Indian scientists spot rare plant with potential anti-cancer properties

Bengaluru: A team of plant geneticists have discovered a rare plant in the Western Ghats, which could open up possibilities of treatment of cancer.

The plant with botanical name Miquelia dentate Bedd (Family: Icaciaceae) is a small climbing shrub producing anti-cancer alkaloid – Camptothecine (CPT).It occurs sparsely in Madikery Forests in Kodagu in Karnataka.

Camptothecine is an important anti-cancer compound extracted from several plant species belonging to Asterid Clade. It is a potent inhibitor of the intra-nuclear enzyme topoisomerase-I, which is required in DNA replication and transcription.

Several semi-synthetic drugs such as Hycamtin (topotecan) and Camptostar (irinotecan or CPT 11) are derived from CPT and are currently in clinical use against Ovarian, Small Lung and Refractory Ovarian cancer.

The team of scientists from the Ashoka Trust for Research in Ecology and Environment and the University of Agricultural Sciences in Bengaluru and Dharward who found the plant, is now working on its commercial cultivation.

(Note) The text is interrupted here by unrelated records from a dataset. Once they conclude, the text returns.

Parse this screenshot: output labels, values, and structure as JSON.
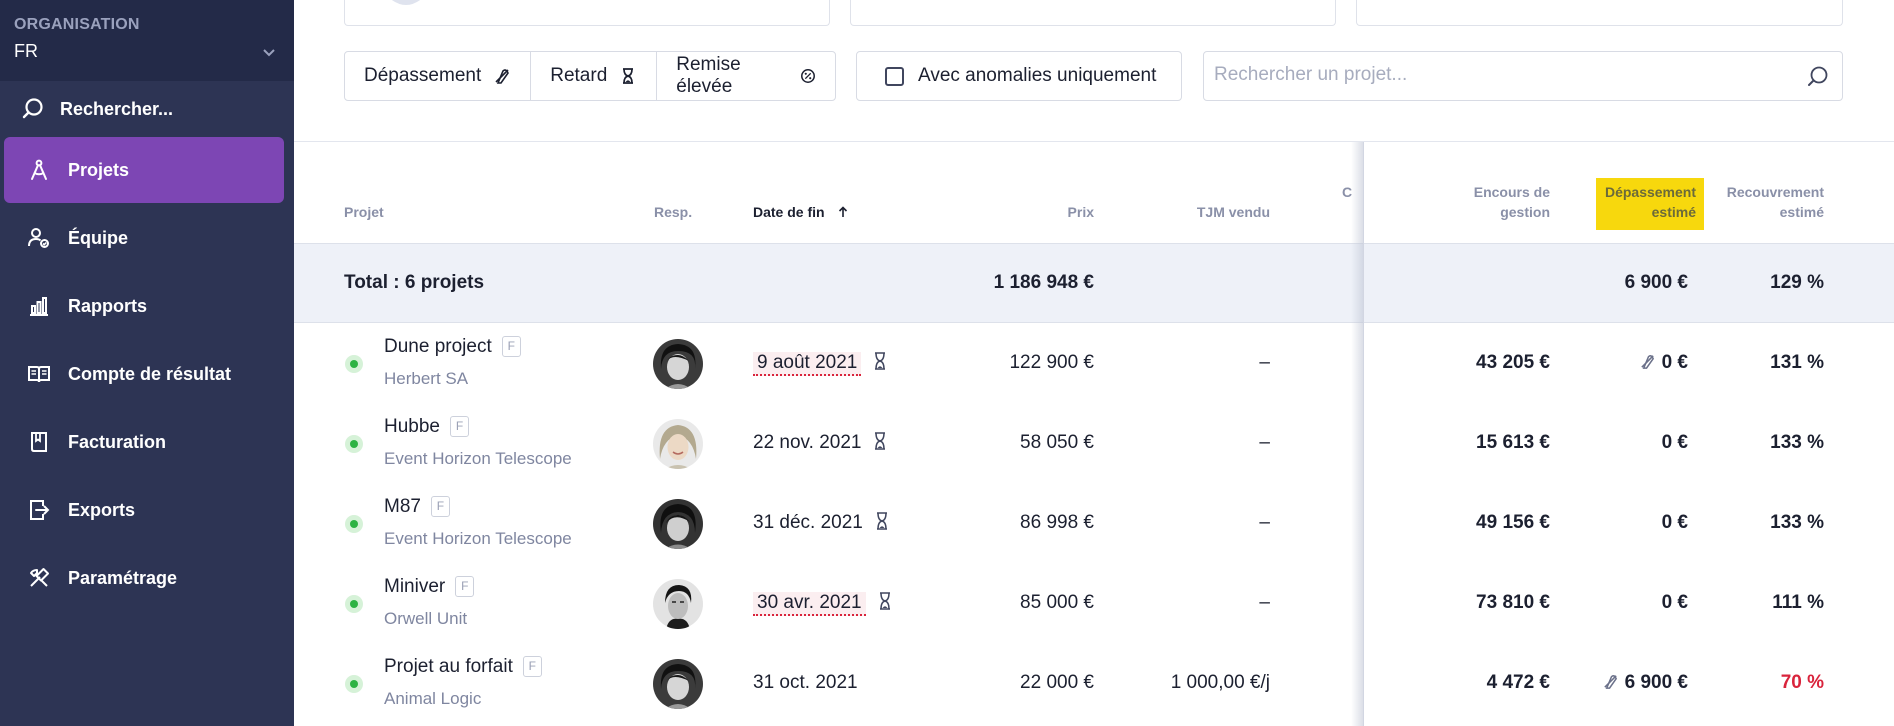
{
  "sidebar": {
    "org_label": "ORGANISATION",
    "org_value": "FR",
    "search_label": "Rechercher...",
    "items": [
      {
        "label": "Projets",
        "icon": "compass-icon",
        "active": true
      },
      {
        "label": "Équipe",
        "icon": "team-icon",
        "active": false
      },
      {
        "label": "Rapports",
        "icon": "bar-chart-icon",
        "active": false
      },
      {
        "label": "Compte de résultat",
        "icon": "book-icon",
        "active": false
      },
      {
        "label": "Facturation",
        "icon": "invoice-icon",
        "active": false
      },
      {
        "label": "Exports",
        "icon": "export-icon",
        "active": false
      },
      {
        "label": "Paramétrage",
        "icon": "tools-icon",
        "active": false
      }
    ]
  },
  "filters": {
    "buttons": [
      {
        "label": "Dépassement",
        "icon": "overrun-icon"
      },
      {
        "label": "Retard",
        "icon": "hourglass-icon"
      },
      {
        "label": "Remise élevée",
        "icon": "discount-icon"
      }
    ],
    "anomalies_label": "Avec anomalies uniquement",
    "search_placeholder": "Rechercher un projet..."
  },
  "table": {
    "headers": {
      "project": "Projet",
      "resp": "Resp.",
      "end_date": "Date de fin",
      "price": "Prix",
      "tjm": "TJM vendu",
      "partial": "C",
      "encours_l1": "Encours de",
      "encours_l2": "gestion",
      "depassement_l1": "Dépassement",
      "depassement_l2": "estimé",
      "recouvrement_l1": "Recouvrement",
      "recouvrement_l2": "estimé"
    },
    "total": {
      "label": "Total : 6 projets",
      "price": "1 186 948 €",
      "depassement": "6 900 €",
      "recouvrement": "129 %"
    },
    "rows": [
      {
        "name": "Dune project",
        "badge": "F",
        "client": "Herbert SA",
        "end_date": "9 août 2021",
        "late": true,
        "hourglass": true,
        "price": "122 900 €",
        "tjm": "–",
        "encours": "43 205 €",
        "overrun_icon": true,
        "depassement": "0 €",
        "recouvrement": "131 %",
        "recouvrement_danger": false
      },
      {
        "name": "Hubbe",
        "badge": "F",
        "client": "Event Horizon Telescope",
        "end_date": "22 nov. 2021",
        "late": false,
        "hourglass": true,
        "price": "58 050 €",
        "tjm": "–",
        "encours": "15 613 €",
        "overrun_icon": false,
        "depassement": "0 €",
        "recouvrement": "133 %",
        "recouvrement_danger": false
      },
      {
        "name": "M87",
        "badge": "F",
        "client": "Event Horizon Telescope",
        "end_date": "31 déc. 2021",
        "late": false,
        "hourglass": true,
        "price": "86 998 €",
        "tjm": "–",
        "encours": "49 156 €",
        "overrun_icon": false,
        "depassement": "0 €",
        "recouvrement": "133 %",
        "recouvrement_danger": false
      },
      {
        "name": "Miniver",
        "badge": "F",
        "client": "Orwell Unit",
        "end_date": "30 avr. 2021",
        "late": true,
        "hourglass": true,
        "price": "85 000 €",
        "tjm": "–",
        "encours": "73 810 €",
        "overrun_icon": false,
        "depassement": "0 €",
        "recouvrement": "111 %",
        "recouvrement_danger": false
      },
      {
        "name": "Projet au forfait",
        "badge": "F",
        "client": "Animal Logic",
        "end_date": "31 oct. 2021",
        "late": false,
        "hourglass": false,
        "price": "22 000 €",
        "tjm": "1 000,00 €/j",
        "encours": "4 472 €",
        "overrun_icon": true,
        "depassement": "6 900 €",
        "recouvrement": "70 %",
        "recouvrement_danger": true
      }
    ]
  },
  "colors": {
    "sidebar_bg": "#2d3454",
    "active_nav": "#7d46b4",
    "highlight": "#f7d80d",
    "danger": "#d9243c",
    "status_ok": "#2fb344"
  }
}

“We plan to introduce this plant in coffee plantations and in arecanut gardens. We have been doing some experiments in this regard with some of the planters in collaboration with Forestry College Sirsi as well as University of Agricultural Sciences, Bengaluru,” Dr. G. Ravikanth, one of the lead authors of the research paper told the Indian Science Journal in an interview.

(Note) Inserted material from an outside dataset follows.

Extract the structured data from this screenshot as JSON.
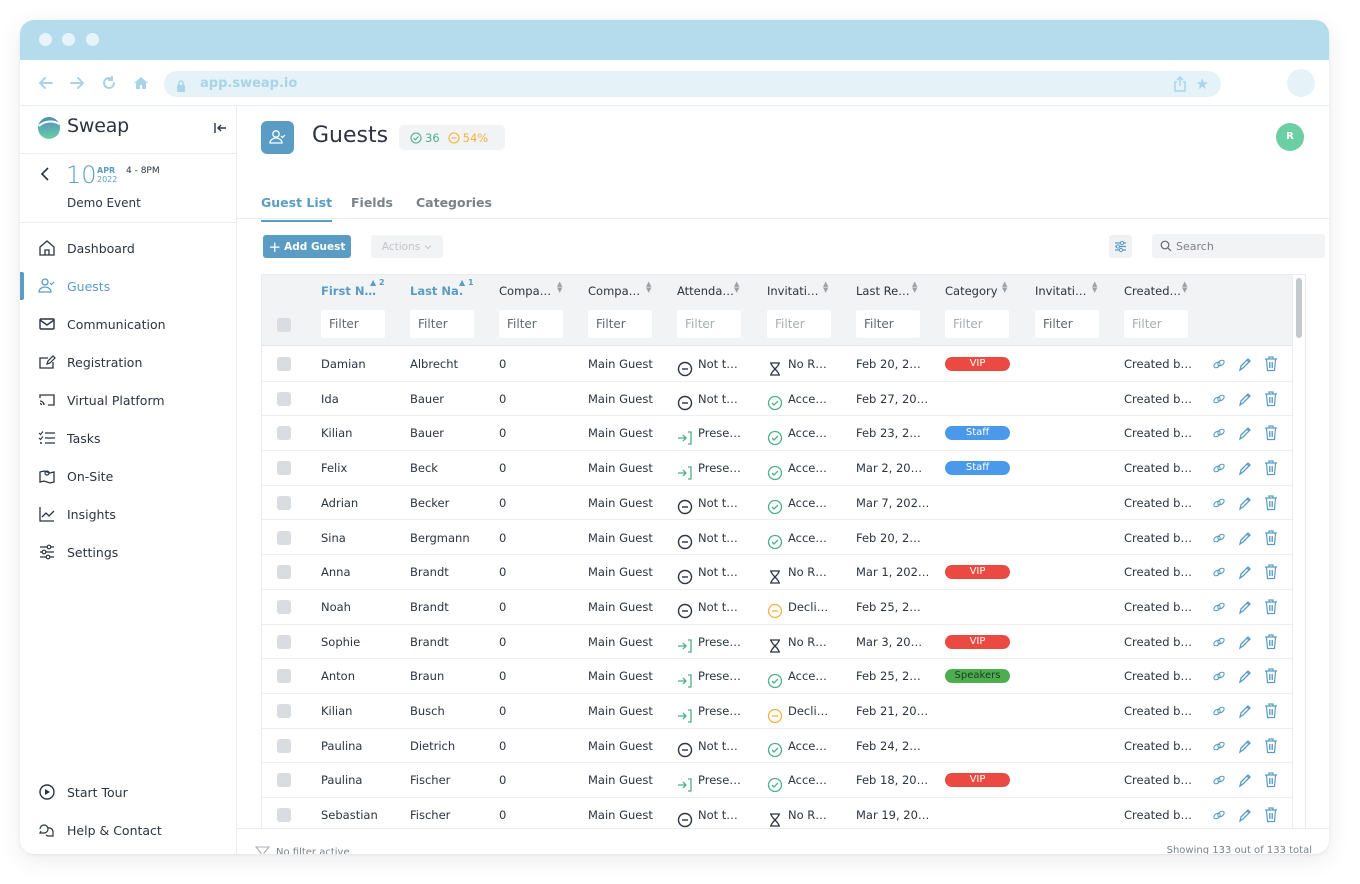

He added, “The challenge however is to mass multiply this plant.”

The research paper has been published in the Indian Journal on Biotechnology in its latest edition.

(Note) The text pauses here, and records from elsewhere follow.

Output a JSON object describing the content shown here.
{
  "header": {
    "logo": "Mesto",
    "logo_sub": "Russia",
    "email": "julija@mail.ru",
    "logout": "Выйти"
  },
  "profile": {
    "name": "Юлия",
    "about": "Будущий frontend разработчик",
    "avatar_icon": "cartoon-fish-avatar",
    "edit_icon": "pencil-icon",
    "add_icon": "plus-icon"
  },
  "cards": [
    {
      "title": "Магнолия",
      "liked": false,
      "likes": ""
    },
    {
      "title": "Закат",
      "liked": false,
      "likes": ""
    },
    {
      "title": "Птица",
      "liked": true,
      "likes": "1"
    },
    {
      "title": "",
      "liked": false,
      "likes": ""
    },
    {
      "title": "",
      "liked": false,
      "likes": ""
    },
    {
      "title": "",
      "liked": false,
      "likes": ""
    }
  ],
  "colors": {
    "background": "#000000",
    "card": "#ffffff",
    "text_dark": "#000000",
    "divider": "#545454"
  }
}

“Our aim is to see that we (India) also produce in Campthothecin both for our own use as well as for the global market,” said Dr. Ravikanth, who is a Fellow at Suri Sehgal Centre for Biodiversity and Conservation under the Ashoka Trust for Research in Ecology and Environment.

Several plant species producing CPT have been found in India. But the demand for CPT has resulted in extensive felling of the woody trees and plants like Nothapodytes nimmoniana, which is now on the verge of extinction and declared vulnerable.